Each participant is required to submit their data samples and generated labels with all necessary code and materials to reproduce their submissions. Submissions should be organized and include the following components for each phase:

Award-winning teams are expected to submit a technical report introducing their solutions before the award ceremony. Additionally, they are invited to attend the ICCAD conference to present their solutions and receive their awards in person. Detailed guidelines for the technical report and presentation format will be released soon.

Starting Toolkit

At the beginning of Phase I, we will release a starting toolkit, including (1) an existing dataset as the base dataset, (2) an example dataset of hardware code from external sources providing the format example of participants' submission, (3) a codebase to fine-tune a specific LLM with the base dataset and the example submission dataset, (4) an evaluation script to measure the how the example submission dataset mitigate the bias of the base dataset, and (5) the deduplication codebase we will use to duplicate the repeated data samples. Participants are expected to just replace the example submission dataset with their own collected datasets and get the corresponding metric from the starting toolkit to further improve their datasets during Phase I.

At the beginning of Phase II, we will add the following items to the starting toolkit: (1) the collected dataset from Phase I by all participants, (2) an example set of labels for part of the samples in the collected dataset, and (3) an evaluation script to measure the how the example set of labels improve the quality of the collected dataset.

Reference

[1] Blocklove, J., Garg, S., Karri, R., & Pearce, H. (2023, September). Chip-chat: Challenges and opportunities in conversational hardware design. In 2023 ACM/IEEE 5th Workshop on Machine Learning for CAD (MLCAD) (pp. 1-6). IEEE.

[2] Liu, M., Pinckney, N., Khailany, B., & Ren, H. (2023, October). Verilogeval: Evaluating large language models for verilog code generation. In 2023 IEEE/ACM International Conference on Computer Aided Design (ICCAD) (pp. 1-8). IEEE.

[3] Fu, Y., Zhang, Y., Yu, Z., Li, S., Ye, Z., Li, C., ... & Lin, Y. C. (2023, October). Gpt4aigchip: Towards next-generation ai accelerator design automation via large language models. In 2023 IEEE/ACM International Conference on Computer Aided Design (ICCAD) (pp. 1-9). IEEE.

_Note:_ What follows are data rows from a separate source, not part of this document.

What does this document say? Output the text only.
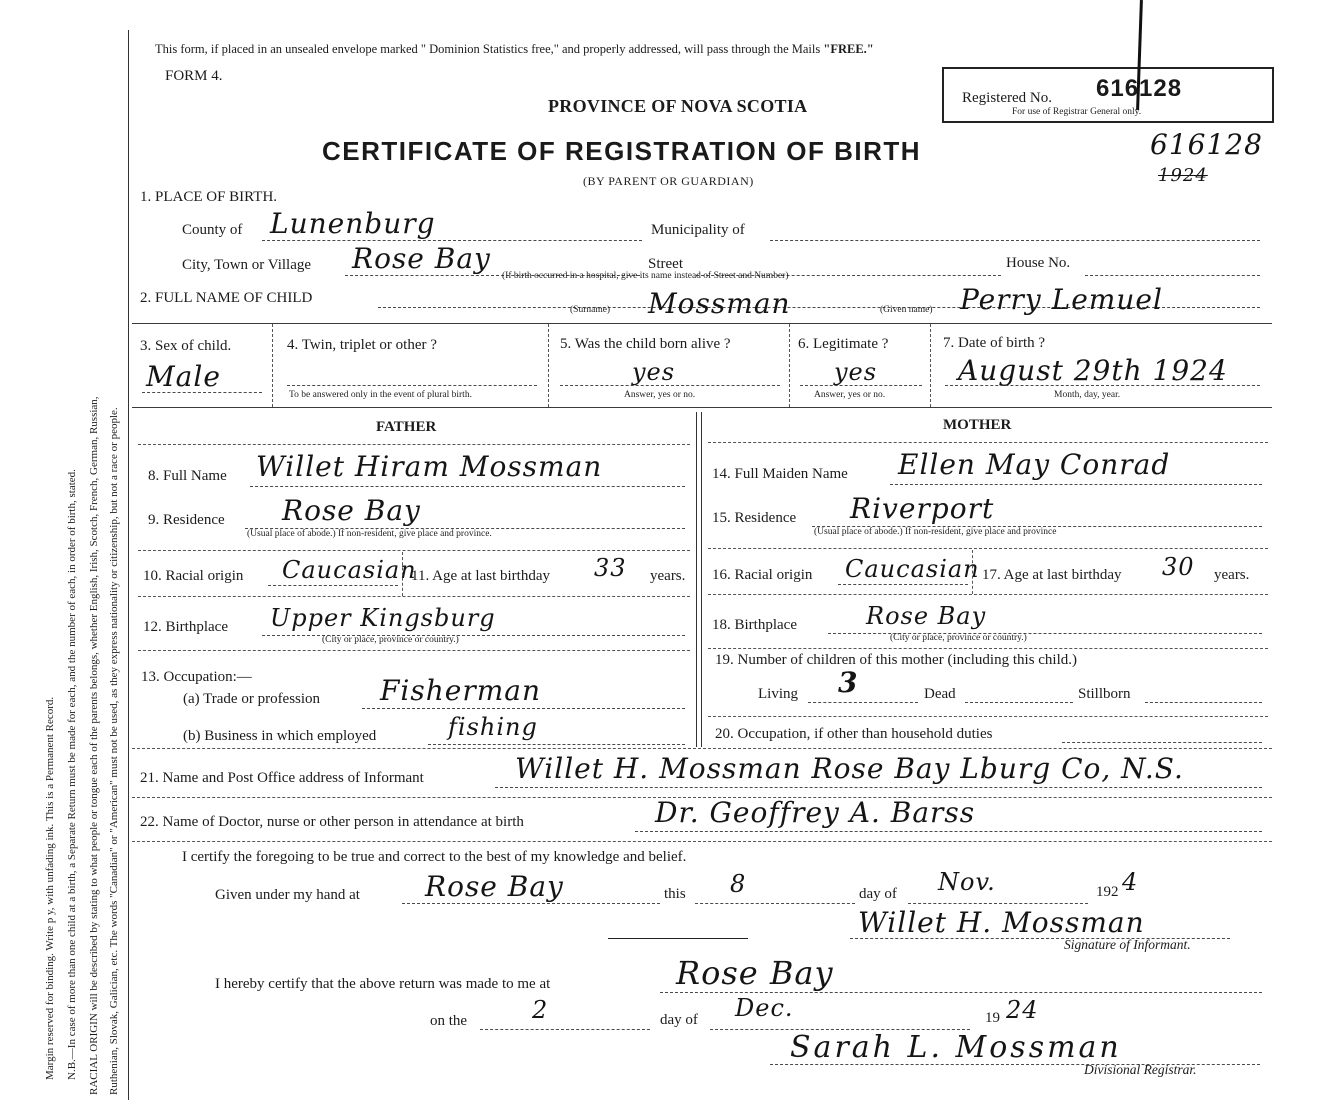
Margin reserved for binding. Write p y, with unfading ink. This is a Permanent Record. N.B.—In case of more than one child at a birth, a Separate Return must be made for each, and the number of each, in order of birth, stated. RACIAL ORIGIN will be described by stating to what people or tongue each of the parents belongs, whether English, Irish, Scotch, French, German, Russian, Ruthenian, Slovak, Galician, etc. The words "Canadian" or "American" must not be used, as they express nationality or citizenship, but not a race or people.
This form, if placed in an unsealed envelope marked " Dominion Statistics free," and properly addressed, will pass through the Mails "FREE."
FORM 4.
PROVINCE OF NOVA SCOTIA
CERTIFICATE OF REGISTRATION OF BIRTH
(BY PARENT OR GUARDIAN)
Registered No. 616128
For use of Registrar General only.
616128
1924
1. PLACE OF BIRTH.
County of Lunenburg	Municipality of
City, Town or Village Rose Bay	Street	House No.
(If birth occurred in a hospital, give its name instead of Street and Number)
2. FULL NAME OF CHILD
(Surname) Mossman	(Given name) Perry Lemuel
3. Sex of child.
Male
4. Twin, triplet or other ?
To be answered only in the event of plural birth.
5. Was the child born alive ?
yes
Answer, yes or no.
6. Legitimate ?
yes
Answer, yes or no.
7. Date of birth ?
August 29th 1924
Month, day, year.
FATHER	MOTHER
8. Full Name Willet Hiram Mossman	14. Full Maiden Name Ellen May Conrad
9. Residence Rose Bay
(Usual place of abode.) If non-resident, give place and province.
15. Residence Riverport
(Usual place of abode.) If non-resident, give place and province
10. Racial origin Caucasian
11. Age at last birthday 33 years. 16. Racial origin Caucasian 17. Age at last birthday 30 years.
12. Birthplace Upper Kingsburg
(City or place, province or country.)
18. Birthplace	Rose Bay
(City or place, province or country.)
13. Occupation:—
(a) Trade or profession Fisherman
(b) Business in which employed	fishing
19. Number of children of this mother (including this child.)
Living 3	Dead	Stillborn
20. Occupation, if other than household duties
21. Name and Post Office address of Informant	Willet H. Mossman Rose Bay Lburg Co, N.S.
22. Name of Doctor, nurse or other person in attendance at birth	Dr. Geoffrey A. Barss
I certify the foregoing to be true and correct to the best of my knowledge and belief.
Given under my hand at Rose Bay	this 8	day of Nov.	192 4
Willet H. Mossman
Signature of Informant.
I hereby certify that the above return was made to me at	Rose Bay
on the	2	day of Dec.	19 24
Sarah L. Mossman
Divisional Registrar.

[4] Reddi, V. J., & Yazdanbakhsh, A. (2023, July). Architecture 2.0: Challenges and Opportunities. In 2023 60th ACM/IEEE Design Automation Conference (DAC) (pp. 1-2). IEEE.

[5] Achiam, J., Adler, S., Agarwal, S., Ahmad, L., Akkaya, I., Aleman, F. L., ... & McGrew, B. (2023). Gpt-4 technical report. arXiv preprint arXiv:2303.08774.

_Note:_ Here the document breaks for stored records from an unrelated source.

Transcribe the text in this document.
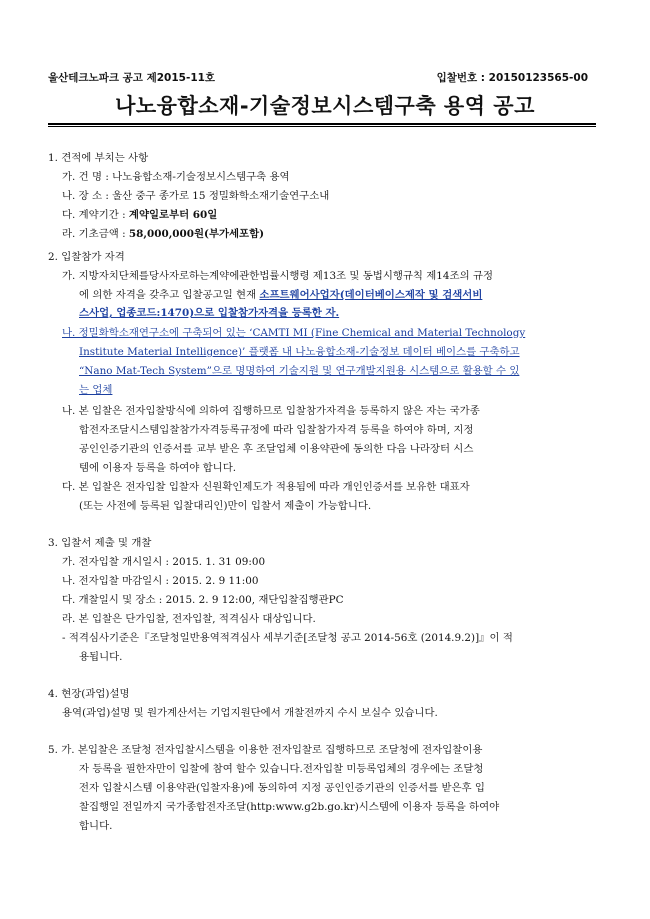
울산테크노파크 공고 제2015-11호	입찰번호 : 20150123565-00
나노융합소재-기술정보시스템구축 용역 공고
1. 견적에 부치는 사항
가. 건 명 : 나노융합소재-기술정보시스템구축 용역
나. 장 소 : 울산 중구 종가로 15 정밀화학소재기술연구소내
다. 계약기간 : 계약일로부터 60일
라. 기초금액 : 58,000,000원(부가세포함)
2. 입찰참가 자격
가. 지방자치단체를당사자로하는계약에관한법률시행령 제13조 및 동법시행규칙 제14조의 규정
에 의한 자격을 갖추고 입찰공고일 현재 소프트웨어사업자(데이터베이스제작 및 검색서비
스사업, 업종코드:1470)으로 입찰참가자격을 등록한 자.
나. 정밀화학소재연구소에 구축되어 있는 ‘CAMTI MI (Fine Chemical and Material Technology
Institute Material Intelligence)’ 플랫폼 내 나노융합소재-기술정보 데이터 베이스를 구축하고
“Nano Mat-Tech System”으로 명명하여 기술지원 및 연구개발지원용 시스템으로 활용할 수 있
는 업체
나. 본 입찰은 전자입찰방식에 의하여 집행하므로 입찰참가자격을 등록하지 않은 자는 국가종
합전자조달시스템입찰참가자격등록규정에 따라 입찰참가자격 등록을 하여야 하며, 지정
공인인증기관의 인증서를 교부 받은 후 조달업체 이용약관에 동의한 다음 나라장터 시스
템에 이용자 등록을 하여야 합니다.
다. 본 입찰은 전자입찰 입찰자 신원확인제도가 적용됨에 따라 개인인증서를 보유한 대표자
(또는 사전에 등록된 입찰대리인)만이 입찰서 제출이 가능합니다.
3. 입찰서 제출 및 개찰
가. 전자입찰 개시일시 : 2015. 1. 31 09:00
나. 전자입찰 마감일시 : 2015. 2. 9 11:00
다. 개찰일시 및 장소 : 2015. 2. 9 12:00, 재단입찰집행관PC
라. 본 입찰은 단가입찰, 전자입찰, 적격심사 대상입니다.
- 적격심사기준은『조달청일반용역적격심사 세부기준[조달청 공고 2014-56호 (2014.9.2)]』이 적
용됩니다.
4. 현장(과업)설명
용역(과업)설명 및 원가계산서는 기업지원단에서 개찰전까지 수시 보실수 있습니다.
5. 가. 본입찰은 조달청 전자입찰시스템을 이용한 전자입찰로 집행하므로 조달청에 전자입찰이용
자 등록을 필한자만이 입찰에 참여 할수 있습니다.전자입찰 미등록업체의 경우에는 조달청
전자 입찰시스템 이용약관(입찰자용)에 동의하여 지정 공인인증기관의 인증서를 받은후 입
찰집행일 전일까지 국가종합전자조달(http:www.g2b.go.kr)시스템에 이용자 등록을 하여야
합니다.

[6] Liu, M., Ene, TD., Kirby, R., Cheng, C., Pinckney, N., Liang, R., ... & Ren, H. (2023). Chipnemo: Domain-adapted llms for chip design. arXiv preprint arXiv:2311.00176.

[7] Zhang, Y., Yu, Z., Fu, Y., Wan, C., & Lin, Y. C. (2024, June). MG-Verilog: Multi-grained Dataset Towards Enhanced LLM-assisted Verilog Generation. In LAD 2024: International Workshop on LLM-Aided Design.